From A Beacon of Liberty amid Depression:
The event in question took place over four days in an obscure building, the Musée Social, just off the Boulevard Saint-Germain in Paris at the end of August, 1938. Present were some 26 academics, business people and writers, mostly from Europe, but including the American commentator and journalist Walter Lippmann (who, as it turned out, was in Paris on honeymoon at the time). Also in attendance, apart from the young Raymond Aron, were some of Europe's leading economists: Louis Rougier and Jacques Rueff from France, Ludwig von Mises and Friedrich von Hayek of the Austrian School, and two Germans, both living in exile, Wilhelm Röpke and Alexander Rüstow. Although invited, neither the future Italian President Luigi Einaudi nor the Spanish philosopher José Ortega y Gasset was able to attend.

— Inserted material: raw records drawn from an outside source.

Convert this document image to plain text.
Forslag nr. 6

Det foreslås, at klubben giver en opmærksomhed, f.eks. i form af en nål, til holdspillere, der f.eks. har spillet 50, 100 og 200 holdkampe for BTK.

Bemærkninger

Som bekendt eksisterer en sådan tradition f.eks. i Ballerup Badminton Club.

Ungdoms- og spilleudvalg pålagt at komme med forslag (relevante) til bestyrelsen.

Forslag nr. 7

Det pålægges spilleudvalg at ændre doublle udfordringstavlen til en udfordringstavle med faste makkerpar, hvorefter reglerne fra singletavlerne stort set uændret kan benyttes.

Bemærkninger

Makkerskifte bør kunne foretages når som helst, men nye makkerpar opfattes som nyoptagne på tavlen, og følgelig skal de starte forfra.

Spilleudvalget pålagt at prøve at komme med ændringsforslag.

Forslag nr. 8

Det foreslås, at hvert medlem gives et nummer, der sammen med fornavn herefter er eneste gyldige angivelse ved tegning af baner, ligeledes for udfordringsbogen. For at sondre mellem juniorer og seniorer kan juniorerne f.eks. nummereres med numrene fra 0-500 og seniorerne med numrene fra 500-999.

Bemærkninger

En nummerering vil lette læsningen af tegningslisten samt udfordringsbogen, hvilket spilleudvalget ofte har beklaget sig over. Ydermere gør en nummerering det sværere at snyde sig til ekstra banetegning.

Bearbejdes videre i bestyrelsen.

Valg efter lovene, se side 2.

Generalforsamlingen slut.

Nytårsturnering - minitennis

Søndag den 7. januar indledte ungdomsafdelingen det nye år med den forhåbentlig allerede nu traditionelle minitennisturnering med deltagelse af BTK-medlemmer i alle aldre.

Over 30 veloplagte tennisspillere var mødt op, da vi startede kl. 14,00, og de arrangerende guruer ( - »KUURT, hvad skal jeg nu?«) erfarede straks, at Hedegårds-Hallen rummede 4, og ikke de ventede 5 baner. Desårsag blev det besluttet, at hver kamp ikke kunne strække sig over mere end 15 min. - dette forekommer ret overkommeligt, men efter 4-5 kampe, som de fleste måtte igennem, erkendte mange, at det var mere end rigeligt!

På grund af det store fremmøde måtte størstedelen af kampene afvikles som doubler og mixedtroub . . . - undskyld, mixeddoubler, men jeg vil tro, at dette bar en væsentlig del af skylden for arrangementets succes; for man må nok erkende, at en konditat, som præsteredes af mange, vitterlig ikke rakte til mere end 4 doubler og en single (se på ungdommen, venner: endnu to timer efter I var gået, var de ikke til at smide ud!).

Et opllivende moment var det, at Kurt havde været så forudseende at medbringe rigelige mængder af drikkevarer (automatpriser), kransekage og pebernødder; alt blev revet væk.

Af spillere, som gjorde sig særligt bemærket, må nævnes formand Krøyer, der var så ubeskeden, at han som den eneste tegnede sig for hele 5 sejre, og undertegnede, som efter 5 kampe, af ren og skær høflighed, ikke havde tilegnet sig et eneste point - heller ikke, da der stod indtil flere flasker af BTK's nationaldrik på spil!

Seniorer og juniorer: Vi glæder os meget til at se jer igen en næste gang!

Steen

The immediate cause of this coming together was the publication of a French version of Lippmann's An Inquiry into the Principles of the Good Society by the Librarie de Médicis, the same publisher that had also recently published Rougier's Les Mystiques Economiques and von Mises's anti-collectivist broadside, Socialism. The wider context was the challenge to liberalism and the free market posed by the rise of a generalised state interventionism in the form of planning, corporatism and socialism. Capitalism seemed on the brink of systemic failure and for many it was capitalism itself that was to blame. Its decline and its end appeared inevitable.
But the participants also saw that the challenge they faced was directed against more than simply the liberal economic order and the political democracy born out of the 19th century. "The totalitarian rebellion," Lippmann commented in his introductory remarks to the conference, "attacks the entirety of the Western tradition - its religion, its science, its law, its state, its property, its family, its morality and its conception of the human person." As a matter of urgency, the civilised world had to find a response to an inhuman enemy.
And, like Benda, they saw that intellectuals were aiding and abetting this enemy. Never, Rougier asserted, had the clercs betrayed as much as they were now doing. They denounced the crimes of Hitler and of fascism but remained silent before the Moscow show trials. They called for the socialisation of the economy without understanding that they were weakening democracy and helping dictators. Believing themselves to be the most implacable enemies of tyranny, they were in fact its best allies. They were betraying the very cause that they professed to serve.